Spring Surprise – A New Little Hydrangea Plant!

As I uncovered the leaves from the base of the Blushing Bride hydrangea, I found that a couple of the branches had formed roots which will be new plants!  This form of ‘root layering’ or ‘ground layering’ is a great way to start a new shrub from an established one.

little hydrangea offshoot
Rooted Hydrangea Branch

It’s bare and spindly looking stems are curving out from the center and then upward and at least two of them were touching the ground enough to form roots. Now, new growth is showing beyond the roots which means I will have a couple of new little baby hydrangea plants!
I have propagated hydrangeas this way before, back when I lived in my rental house. I had found a rooted stem with big leaves and a flower that was growing separate from the main bush, so I dug it up and planted it near the front steps. You can read about how I did it on my Propagating Hydrangeas page about root layering.
So for now I will let the babies grow – attached to the main plant – until they get larger. I’ll probably dig them up in the Fall and find them a place to grow on their own.  I love to find free ways to landscape.  Isn’t that exciting?

Propagating Hydangrangeas Could Be Easier Than You Think

blue flowers
Create another shrub easily.

Most people think of starting a new hydrangea plant from a cutting, but I am talking about propagating by root or ground layering here – and it’s especially easy if it’s been done for you by mother nature.

My new yard has no hydrangeas, except for the tiny ones I planted this fall.
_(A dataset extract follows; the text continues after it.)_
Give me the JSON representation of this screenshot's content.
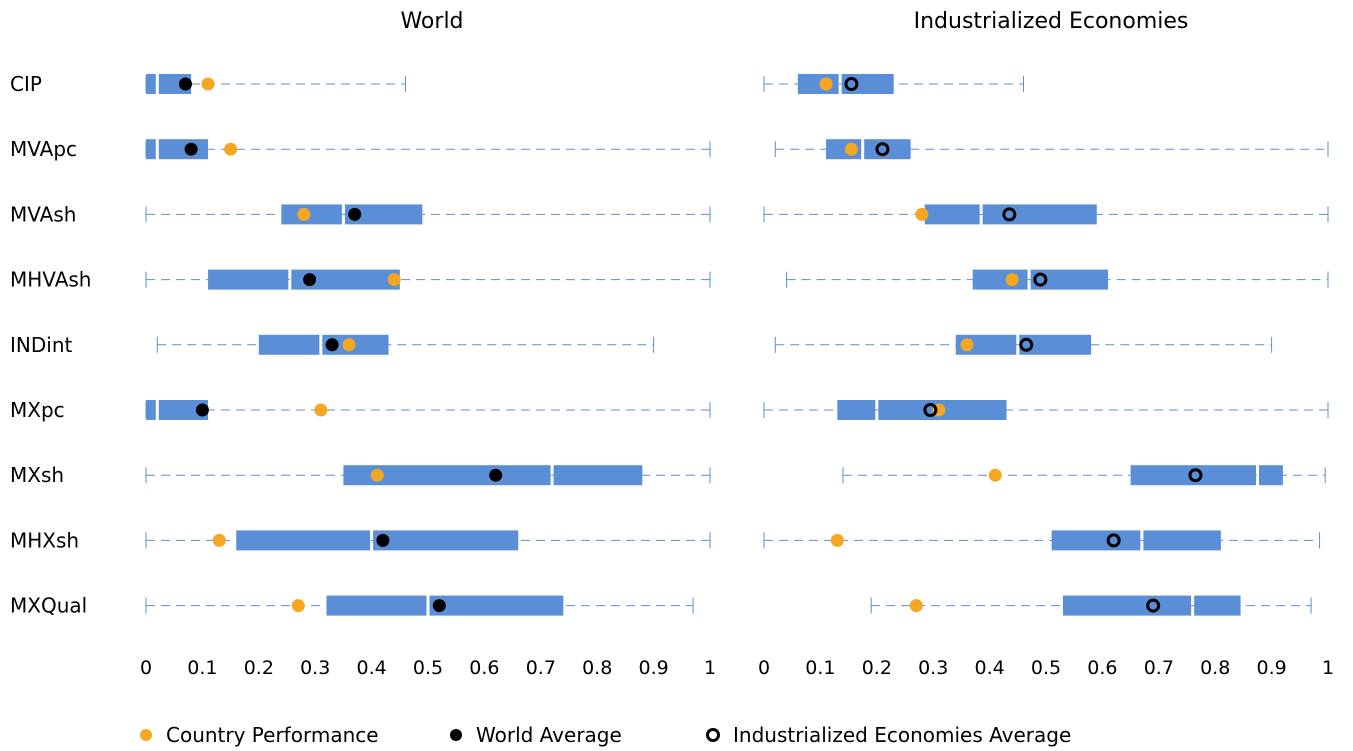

But the duplex I rented for three years had a large, beautiful bush right outside my front window.

As I was weeding around it one spring I found a low hanging branch that had rooted itself into the dirt. I dug it up (with permission from the landlady) and replanted it near the front steps.

The following year she had another little hydrangea shrub to decorate her yard – for free! All it took was digging and watering.  It’s an easy, and super cheap, way to increase the beauty of your landscape.  And you’ll know exactly what you are getting!